Important Note: This gem requires Ruby 1.9+ and Rails 3.0+.

Firstly, add the gem to your Rails project's Gemfile:

gem 'hierarchy'

Then, run the generator to install the migration:

rails generate hierarchy

Note that this migration must precede any tables using LTREEs, so reorder the migration if you have to.

Usage

Because this gem was hastily extracted from a personal project, it's a little constraining in how it can be used. (Sorry.) Currently the gem requires that your table schema have a column named @path@ of type LTREE, defined as in the example below:

path LTREE NOT NULL DEFAULT ''

Once you've got that column in your model, feel free to include the Hierarchy module:

class Person < ActiveRecord::Base
  include Hierarchy
end

You can now define hierarchy by setting a model's parent, like so:

person.parent = mother #=> Sets the `path` column appropriately

You also have access to a wealth of ways to traverse the hierarchy:

person.children.where(gender: :male)
person.top_level?
Person.treeified #=> returns a traversible tree of all people

For more information on what you can do, see the {Hierarchy} module documentation.

Development

If you wish to develop for Hierarchy, the first thing you will want to do is get specs up and running. This requires a call to bundle install (obviously) and setting up your test database.

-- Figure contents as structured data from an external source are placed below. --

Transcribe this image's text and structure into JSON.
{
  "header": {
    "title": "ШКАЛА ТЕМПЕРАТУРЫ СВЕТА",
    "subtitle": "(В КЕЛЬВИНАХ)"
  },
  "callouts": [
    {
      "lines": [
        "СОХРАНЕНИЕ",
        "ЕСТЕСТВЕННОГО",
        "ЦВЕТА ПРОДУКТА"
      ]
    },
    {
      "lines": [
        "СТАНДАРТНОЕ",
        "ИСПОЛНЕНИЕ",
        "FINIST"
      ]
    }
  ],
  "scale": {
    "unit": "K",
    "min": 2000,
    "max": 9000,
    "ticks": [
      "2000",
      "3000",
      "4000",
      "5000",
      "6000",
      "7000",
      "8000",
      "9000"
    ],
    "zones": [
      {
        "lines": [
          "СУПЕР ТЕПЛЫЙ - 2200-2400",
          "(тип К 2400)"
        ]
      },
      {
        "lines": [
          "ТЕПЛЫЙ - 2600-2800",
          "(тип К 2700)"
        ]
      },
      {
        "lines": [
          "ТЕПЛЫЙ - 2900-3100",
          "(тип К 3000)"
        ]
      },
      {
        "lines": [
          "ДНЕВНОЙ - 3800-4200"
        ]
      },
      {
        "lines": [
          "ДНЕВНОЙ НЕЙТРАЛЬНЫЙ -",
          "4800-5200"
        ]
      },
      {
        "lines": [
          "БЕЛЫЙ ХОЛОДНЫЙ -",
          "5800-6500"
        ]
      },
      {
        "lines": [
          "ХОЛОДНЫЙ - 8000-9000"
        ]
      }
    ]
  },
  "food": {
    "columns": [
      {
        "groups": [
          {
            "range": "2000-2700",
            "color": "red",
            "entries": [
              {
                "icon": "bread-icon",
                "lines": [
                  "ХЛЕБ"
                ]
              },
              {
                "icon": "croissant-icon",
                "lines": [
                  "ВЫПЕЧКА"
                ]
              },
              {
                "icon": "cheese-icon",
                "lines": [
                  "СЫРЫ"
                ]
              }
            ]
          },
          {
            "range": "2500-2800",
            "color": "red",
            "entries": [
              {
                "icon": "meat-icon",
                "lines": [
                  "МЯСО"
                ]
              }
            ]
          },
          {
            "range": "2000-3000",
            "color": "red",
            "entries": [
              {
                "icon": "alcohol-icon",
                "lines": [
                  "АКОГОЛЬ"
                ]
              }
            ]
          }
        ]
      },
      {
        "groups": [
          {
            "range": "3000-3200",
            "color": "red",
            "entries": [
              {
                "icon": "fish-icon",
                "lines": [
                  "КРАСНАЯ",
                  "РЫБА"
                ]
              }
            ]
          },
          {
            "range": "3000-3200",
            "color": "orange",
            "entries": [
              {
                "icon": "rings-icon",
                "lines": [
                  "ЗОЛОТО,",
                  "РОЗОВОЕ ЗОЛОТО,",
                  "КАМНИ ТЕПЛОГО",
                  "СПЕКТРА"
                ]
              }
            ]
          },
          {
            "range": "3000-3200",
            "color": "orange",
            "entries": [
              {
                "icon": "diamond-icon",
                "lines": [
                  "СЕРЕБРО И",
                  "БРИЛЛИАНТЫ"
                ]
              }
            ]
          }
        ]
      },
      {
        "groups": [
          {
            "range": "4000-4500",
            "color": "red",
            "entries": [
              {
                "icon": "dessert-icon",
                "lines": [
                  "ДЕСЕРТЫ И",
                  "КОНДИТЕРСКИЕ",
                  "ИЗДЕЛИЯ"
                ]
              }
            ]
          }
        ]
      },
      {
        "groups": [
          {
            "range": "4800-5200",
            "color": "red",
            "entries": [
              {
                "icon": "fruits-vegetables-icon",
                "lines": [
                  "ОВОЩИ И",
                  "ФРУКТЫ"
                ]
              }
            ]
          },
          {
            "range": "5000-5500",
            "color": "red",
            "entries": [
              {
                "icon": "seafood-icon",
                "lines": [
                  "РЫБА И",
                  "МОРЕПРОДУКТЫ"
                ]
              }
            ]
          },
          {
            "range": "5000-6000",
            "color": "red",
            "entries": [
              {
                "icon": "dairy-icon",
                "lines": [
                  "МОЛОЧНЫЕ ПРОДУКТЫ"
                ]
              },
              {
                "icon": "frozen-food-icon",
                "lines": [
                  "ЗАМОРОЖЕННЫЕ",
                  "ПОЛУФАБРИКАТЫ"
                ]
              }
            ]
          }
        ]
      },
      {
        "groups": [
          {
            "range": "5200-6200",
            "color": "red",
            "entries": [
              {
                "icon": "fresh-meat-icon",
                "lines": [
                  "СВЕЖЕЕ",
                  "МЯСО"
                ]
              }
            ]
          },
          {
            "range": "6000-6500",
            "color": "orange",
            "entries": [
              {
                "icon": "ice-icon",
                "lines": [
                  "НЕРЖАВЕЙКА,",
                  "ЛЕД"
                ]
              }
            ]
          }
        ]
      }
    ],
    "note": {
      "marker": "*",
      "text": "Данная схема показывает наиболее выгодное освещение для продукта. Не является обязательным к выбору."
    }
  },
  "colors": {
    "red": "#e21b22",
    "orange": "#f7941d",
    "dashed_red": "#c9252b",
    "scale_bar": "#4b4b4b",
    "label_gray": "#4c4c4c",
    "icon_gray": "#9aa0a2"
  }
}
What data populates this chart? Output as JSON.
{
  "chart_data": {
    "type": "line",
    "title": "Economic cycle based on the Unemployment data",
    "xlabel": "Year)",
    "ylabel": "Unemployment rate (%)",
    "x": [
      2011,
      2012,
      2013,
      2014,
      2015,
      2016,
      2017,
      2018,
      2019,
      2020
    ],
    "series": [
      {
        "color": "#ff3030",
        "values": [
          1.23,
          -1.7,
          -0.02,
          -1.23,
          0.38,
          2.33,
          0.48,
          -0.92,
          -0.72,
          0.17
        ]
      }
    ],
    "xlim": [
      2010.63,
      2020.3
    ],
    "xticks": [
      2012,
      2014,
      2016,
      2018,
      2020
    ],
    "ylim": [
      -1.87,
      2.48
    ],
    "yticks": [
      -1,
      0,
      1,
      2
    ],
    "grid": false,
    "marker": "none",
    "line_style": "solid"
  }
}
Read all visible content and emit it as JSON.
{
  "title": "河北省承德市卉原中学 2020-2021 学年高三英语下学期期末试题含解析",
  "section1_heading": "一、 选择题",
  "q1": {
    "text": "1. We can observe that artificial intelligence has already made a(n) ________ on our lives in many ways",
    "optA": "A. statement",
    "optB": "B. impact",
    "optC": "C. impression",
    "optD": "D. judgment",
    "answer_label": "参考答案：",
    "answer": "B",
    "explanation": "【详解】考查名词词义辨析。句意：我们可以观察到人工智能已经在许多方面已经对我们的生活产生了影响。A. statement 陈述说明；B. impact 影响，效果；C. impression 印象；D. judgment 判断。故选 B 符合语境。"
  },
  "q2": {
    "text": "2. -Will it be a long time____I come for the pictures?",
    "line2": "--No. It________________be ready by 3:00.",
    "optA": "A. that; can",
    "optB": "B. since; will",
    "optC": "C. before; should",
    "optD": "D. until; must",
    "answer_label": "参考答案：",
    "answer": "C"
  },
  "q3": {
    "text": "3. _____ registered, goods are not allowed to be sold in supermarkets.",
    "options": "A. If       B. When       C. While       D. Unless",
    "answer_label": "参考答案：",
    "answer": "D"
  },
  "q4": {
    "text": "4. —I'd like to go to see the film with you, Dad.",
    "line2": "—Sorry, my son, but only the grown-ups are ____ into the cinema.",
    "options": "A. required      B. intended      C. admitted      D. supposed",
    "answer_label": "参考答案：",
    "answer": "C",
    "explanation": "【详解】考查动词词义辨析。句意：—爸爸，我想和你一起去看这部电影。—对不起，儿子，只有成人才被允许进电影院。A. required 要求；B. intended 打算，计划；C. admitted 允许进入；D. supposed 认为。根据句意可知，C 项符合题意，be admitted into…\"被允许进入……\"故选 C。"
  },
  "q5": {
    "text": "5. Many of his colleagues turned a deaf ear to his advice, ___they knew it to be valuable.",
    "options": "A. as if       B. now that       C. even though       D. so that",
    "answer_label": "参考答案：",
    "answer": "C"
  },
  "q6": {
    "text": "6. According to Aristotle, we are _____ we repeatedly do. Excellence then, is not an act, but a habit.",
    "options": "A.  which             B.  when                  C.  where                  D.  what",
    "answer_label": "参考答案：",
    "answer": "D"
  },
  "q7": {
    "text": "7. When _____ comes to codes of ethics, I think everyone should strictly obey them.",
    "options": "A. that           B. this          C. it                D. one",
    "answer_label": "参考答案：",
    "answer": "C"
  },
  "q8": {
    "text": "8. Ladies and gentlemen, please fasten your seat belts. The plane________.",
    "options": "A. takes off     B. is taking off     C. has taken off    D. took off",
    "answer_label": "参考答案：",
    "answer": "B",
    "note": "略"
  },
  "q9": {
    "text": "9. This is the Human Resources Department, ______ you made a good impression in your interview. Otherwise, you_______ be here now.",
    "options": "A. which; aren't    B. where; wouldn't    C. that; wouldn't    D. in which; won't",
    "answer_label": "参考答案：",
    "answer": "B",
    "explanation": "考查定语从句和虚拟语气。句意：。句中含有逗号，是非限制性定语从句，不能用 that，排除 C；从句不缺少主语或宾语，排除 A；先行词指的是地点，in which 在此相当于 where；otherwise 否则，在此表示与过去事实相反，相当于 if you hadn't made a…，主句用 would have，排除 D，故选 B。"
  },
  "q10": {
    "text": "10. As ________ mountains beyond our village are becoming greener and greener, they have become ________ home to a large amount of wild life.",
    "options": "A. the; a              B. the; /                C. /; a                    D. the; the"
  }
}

As you can see in the spec/spec_helper.rb file, the specs require that a PostgreSQL database named hierarchy_test exist and be owned by a hierarchy_tester user. Unfortunately I haven't written a way to configure this (though patches are welcome). So, the following commands should suffice to get you started:

createuser hierarchy_tester # answer "no" to all prompts
createdb -O hierarchy_tester hierarchy_test

With those steps done you should be able to run rake spec and see the Glorious Green.